In any case, more on all this later. I’ll let you know how the Supes vote goes.

** I originally reported that the $100 million was for a straight county allocation of funds, but it refers to an application for state funding.


  • Hi Celeste:

    I think this issue is much larger than most observers realize. I for one think we need a multi-pronged approach to this issue. 700 beds or even 7000 beds can fill up in the blink of an eye. The Department needs to have the latitiude to consider a number of options. Building, release programs, reorganization, etc. I think it would be unwise to wait around for anyone to report anything at this juncture. If options are available they need to be addressed/explored now. If the building isn’t needed in the future, don’t do it… but at least have the authority to get the ball rolling if needed. While electronic monitoring programs offer some relief, they have not normally allowed the thousands of participants needed to reduce jail overcrowding. The inmate population historically rises in the summer, and the Department needs to be ready for any potential influx of “unexpected” guests, not to mention the potential thousands we will be receiving from the state… have I rambled on too long? One last thing about the “empty beds” within the system. Most of them are unoccupied because they are in closed parts of the system. North Facility is fully shuttered at the moment, while Twin Towers and a section of MCJ are not being used. To reopen any of them will require personnel. Lots of personnel the Department doesn’t have yet. And we all know that people cost money…. lots of money.

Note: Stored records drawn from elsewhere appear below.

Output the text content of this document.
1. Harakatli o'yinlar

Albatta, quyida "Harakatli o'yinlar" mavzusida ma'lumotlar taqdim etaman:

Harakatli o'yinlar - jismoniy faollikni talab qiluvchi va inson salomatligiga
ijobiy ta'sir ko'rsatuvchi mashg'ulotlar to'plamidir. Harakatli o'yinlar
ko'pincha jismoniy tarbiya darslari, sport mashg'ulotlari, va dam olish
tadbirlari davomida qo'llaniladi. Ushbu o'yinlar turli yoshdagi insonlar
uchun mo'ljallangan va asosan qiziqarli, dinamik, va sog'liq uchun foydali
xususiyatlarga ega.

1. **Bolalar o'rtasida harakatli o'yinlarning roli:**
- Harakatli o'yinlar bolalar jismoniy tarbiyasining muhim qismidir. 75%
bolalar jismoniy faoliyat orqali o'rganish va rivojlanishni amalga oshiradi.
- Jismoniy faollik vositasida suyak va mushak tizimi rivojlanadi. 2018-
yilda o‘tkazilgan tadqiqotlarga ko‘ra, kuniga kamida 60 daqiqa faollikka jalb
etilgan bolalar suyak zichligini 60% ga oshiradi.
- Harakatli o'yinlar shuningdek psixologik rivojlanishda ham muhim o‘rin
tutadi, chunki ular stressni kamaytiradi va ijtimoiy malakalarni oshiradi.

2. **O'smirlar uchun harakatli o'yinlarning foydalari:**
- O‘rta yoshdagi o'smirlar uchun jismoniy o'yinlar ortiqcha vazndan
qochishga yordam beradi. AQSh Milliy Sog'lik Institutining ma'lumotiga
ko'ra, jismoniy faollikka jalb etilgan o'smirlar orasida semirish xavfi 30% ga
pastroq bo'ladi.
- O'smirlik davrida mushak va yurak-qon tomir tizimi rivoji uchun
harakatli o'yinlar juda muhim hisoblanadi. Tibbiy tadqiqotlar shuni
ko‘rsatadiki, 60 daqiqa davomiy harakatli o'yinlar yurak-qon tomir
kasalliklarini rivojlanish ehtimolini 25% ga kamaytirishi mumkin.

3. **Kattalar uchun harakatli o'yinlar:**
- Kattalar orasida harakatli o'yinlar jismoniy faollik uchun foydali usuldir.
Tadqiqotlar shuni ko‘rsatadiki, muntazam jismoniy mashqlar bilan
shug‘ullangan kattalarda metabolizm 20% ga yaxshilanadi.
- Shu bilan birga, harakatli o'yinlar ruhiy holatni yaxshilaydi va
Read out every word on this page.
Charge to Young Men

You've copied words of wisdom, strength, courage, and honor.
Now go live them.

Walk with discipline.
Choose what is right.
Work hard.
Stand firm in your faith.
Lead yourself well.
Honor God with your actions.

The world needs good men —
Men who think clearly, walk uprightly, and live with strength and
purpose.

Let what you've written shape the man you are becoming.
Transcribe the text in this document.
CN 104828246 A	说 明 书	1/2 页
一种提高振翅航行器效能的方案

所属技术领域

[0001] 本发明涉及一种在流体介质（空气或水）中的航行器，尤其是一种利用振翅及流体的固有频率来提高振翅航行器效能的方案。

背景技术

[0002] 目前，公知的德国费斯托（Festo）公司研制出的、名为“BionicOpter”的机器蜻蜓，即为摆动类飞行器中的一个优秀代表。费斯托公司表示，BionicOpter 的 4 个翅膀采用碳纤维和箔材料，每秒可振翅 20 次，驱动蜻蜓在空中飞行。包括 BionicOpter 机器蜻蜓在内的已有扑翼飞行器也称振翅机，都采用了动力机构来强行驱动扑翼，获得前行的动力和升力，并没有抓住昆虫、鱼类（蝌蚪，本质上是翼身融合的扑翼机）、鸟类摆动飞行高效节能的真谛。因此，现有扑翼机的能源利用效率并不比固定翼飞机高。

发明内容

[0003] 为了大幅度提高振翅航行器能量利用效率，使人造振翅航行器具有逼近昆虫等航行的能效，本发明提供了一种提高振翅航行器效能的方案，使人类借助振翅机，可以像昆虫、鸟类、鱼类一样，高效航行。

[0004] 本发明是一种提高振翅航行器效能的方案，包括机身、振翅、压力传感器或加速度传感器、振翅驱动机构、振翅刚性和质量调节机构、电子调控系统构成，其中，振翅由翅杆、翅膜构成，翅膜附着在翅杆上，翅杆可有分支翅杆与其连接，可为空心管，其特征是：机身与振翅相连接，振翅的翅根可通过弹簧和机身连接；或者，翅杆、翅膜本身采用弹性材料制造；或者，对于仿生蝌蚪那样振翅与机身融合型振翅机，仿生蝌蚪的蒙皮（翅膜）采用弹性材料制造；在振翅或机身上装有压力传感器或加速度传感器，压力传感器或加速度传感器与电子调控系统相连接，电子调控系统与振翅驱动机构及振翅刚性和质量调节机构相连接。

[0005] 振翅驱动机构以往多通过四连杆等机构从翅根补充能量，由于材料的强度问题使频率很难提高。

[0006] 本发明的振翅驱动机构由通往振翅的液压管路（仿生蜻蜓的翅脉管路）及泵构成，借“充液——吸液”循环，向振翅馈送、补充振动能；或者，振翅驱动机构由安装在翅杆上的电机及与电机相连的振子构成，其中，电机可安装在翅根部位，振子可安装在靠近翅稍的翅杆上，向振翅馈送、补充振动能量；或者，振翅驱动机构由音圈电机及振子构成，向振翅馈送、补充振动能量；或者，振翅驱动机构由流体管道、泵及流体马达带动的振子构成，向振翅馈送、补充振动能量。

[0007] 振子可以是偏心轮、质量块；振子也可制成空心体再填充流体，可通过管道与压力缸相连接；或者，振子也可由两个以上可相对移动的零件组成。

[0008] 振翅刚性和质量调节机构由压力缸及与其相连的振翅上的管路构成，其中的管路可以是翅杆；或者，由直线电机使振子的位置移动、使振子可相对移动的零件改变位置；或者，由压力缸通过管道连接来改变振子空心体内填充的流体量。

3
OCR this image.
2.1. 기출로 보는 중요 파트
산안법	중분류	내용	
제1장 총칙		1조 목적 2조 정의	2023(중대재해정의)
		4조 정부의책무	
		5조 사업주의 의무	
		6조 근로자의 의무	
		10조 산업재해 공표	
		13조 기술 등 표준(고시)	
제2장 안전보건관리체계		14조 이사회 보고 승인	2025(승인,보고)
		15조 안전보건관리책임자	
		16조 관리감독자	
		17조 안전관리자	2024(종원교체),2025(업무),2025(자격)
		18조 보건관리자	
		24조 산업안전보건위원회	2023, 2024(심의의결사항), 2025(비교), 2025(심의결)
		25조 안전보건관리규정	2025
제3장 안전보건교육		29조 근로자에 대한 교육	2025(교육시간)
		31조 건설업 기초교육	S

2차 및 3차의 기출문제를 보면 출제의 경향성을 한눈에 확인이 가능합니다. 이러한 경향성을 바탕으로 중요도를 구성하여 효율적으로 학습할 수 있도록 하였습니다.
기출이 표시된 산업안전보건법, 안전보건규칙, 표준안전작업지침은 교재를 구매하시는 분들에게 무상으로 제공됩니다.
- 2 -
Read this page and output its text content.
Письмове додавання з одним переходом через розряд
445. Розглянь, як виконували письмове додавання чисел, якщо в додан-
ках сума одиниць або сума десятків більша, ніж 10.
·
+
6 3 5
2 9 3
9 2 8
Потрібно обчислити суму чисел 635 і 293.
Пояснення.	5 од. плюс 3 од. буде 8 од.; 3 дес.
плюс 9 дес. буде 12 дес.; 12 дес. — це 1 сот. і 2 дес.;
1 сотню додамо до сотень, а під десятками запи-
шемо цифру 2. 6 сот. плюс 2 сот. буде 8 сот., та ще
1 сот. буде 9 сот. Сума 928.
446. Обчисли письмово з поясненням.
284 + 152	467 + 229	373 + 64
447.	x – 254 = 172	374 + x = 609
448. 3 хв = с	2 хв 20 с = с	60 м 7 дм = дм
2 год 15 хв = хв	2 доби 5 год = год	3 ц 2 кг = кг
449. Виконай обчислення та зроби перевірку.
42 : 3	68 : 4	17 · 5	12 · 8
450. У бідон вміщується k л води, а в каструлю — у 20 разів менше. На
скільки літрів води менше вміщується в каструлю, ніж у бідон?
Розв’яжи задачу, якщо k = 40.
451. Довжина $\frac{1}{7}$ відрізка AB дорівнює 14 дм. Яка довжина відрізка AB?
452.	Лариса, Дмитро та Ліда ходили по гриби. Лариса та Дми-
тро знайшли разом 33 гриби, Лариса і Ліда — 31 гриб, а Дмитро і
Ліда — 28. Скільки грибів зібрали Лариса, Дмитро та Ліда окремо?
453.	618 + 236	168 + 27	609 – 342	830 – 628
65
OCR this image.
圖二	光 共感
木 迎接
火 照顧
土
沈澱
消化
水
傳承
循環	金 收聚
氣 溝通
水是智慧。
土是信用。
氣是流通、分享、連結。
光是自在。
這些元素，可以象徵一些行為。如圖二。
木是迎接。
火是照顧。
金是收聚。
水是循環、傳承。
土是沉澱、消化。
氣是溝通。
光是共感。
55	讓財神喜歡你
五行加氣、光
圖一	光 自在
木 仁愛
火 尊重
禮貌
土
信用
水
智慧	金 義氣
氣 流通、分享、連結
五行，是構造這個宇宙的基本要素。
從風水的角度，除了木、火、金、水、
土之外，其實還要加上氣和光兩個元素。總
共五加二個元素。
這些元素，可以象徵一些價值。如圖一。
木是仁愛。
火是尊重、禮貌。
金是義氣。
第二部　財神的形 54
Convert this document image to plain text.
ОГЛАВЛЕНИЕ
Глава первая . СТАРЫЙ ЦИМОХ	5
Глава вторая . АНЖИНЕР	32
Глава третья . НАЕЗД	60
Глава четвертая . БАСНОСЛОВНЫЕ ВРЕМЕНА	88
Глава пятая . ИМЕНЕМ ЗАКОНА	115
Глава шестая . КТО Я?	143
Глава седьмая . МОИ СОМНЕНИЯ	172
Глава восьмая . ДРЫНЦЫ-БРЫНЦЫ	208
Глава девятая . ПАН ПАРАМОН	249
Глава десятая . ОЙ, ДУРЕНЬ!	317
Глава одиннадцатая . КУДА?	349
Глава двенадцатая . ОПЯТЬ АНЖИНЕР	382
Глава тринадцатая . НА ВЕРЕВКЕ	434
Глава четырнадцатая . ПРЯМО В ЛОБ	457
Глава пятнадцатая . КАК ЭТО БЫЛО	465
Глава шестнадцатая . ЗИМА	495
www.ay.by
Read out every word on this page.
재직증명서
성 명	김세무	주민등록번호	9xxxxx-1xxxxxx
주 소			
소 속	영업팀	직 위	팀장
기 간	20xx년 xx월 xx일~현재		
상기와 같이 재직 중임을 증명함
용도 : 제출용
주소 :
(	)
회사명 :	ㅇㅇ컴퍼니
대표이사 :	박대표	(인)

  • Thanks so much for the comment and the additional information, Falcone. What you say makes a lot of sense.

    The pre-trial release thing has typically done a lot to lower jail pops in other cities, but from what you say, it’s likely going to take a multiplicity of approaches and we need to get going yesterday, since LA is uniquely large and complex, especially now that we’ve got realignment.

  • One more comment about the concept of electronic monitoring working in other jurisdictions; LA County pretty much has more inmates than all other jursidictions in the state… combined. While a jursidiction with 2500 inmates will be happy with a 10% reduction (250 inmates), for us, 10% would be around 1600 inmates… pretty astronomical numbers when you think about it. In fact, in our county, we have about 2500 FEMALE inmates in custody… that’s more inmates than any other county’s MALE inmate population in the state.

  • Typical bureaucrat’s response, “Forget that my Undersheriff created all of these personnel problems and force incident coverups, forget that my executive staff failed to keep me informed of all the problems my Undersheriff has created, and forget that I am not going to hold anyone accountable (except trying to blame a retired commander, he’s an easy scapegoat,) just give me hundreds of millions of dollars of tax payer dollars, and all of these issues will go away. Got it Sheriff Baca, if you could only have more money to piss off, your problems and gross mismanagement issues will go away, NOT.